We had no choice. We needed to move from a waterfall to agile quickly. We’ve looked around at what is available. We’ve realized quickly that some new buzz words such as “security as code” or “security as service”, do not mean much and do not allow creating a comprehensive E2E security process alone.
It usually goes like this:
We write code and build services and they will solve ALL our security problems.
No we won’t and I don’t even want to go to this discussion until
I see a comprehensive security scanner that doesn’t produce “false positives” and gets all severities right.
Or after someone figures out how to design apps with all necessary sec controls in place from day one.
“Us” and “them” model didn’t work anymore. We need to move with the team at their pace.
This is how we’d come to our solution. This is our reasoning.
Explain diagram.
Our security team is not big, it’s two permanent people. Security artists as we modestly call ourselves, 1-2 consultants and people in other teams who support our projects.
Our QA team is probably 4 times bigger and Sanjay will talk today about automating the process and utilizing QA unit tests, thousand of them to implement security.
What remained unchanged here is a necessity to review the results and start working with developers on remediation.
What we try to avoid are tools that generate a lot of false positives, because it creates road block for automation
I took it from a Lean Startup conference and I think it’s very appropriate for our sec transformation process.
Sec as code is overstatement. You can’t solve all your security problems just by writing code. You need to do more than that.

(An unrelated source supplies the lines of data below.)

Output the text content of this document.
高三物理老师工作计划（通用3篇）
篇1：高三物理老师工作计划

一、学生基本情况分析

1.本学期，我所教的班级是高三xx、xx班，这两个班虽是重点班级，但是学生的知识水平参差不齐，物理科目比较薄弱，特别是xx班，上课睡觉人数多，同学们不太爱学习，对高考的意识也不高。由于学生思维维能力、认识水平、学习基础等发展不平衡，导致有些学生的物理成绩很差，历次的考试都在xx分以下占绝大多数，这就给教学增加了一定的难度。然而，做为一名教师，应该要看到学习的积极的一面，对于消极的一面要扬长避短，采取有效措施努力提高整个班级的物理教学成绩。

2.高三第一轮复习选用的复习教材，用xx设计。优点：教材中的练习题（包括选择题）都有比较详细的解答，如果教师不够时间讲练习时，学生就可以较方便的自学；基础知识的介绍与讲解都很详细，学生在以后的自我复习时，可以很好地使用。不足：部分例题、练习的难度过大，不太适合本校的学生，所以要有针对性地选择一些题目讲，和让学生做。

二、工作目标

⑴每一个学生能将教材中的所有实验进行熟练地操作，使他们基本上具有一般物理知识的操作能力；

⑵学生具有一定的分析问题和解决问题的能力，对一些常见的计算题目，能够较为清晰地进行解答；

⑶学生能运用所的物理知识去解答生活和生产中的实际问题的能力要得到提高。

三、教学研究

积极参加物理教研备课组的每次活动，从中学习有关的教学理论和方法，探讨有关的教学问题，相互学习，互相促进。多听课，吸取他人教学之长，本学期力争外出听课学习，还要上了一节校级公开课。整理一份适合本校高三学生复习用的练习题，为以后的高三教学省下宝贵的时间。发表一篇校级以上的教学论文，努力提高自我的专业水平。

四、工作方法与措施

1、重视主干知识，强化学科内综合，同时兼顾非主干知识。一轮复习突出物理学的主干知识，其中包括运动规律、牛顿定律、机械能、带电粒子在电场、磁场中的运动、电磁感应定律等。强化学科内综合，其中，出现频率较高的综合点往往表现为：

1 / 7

That sec automation job does include writing code, creating sec services and an agile security process, but don’t forget about “security artists” who can make sense of tons of data generated by scanners and other tools, because security is still very much like politics, which is an art of possibilities
I’m still missing the old process a bit and ask myself often: did we through out any babies with bath waters during this transformation? The answer is probably “yes”, but this is the nature of any agile approach, it usually bears bigger risks, not only in security domain and we’ll have to live with it.
Security artists are people who can make sense of ravings generated by security tools.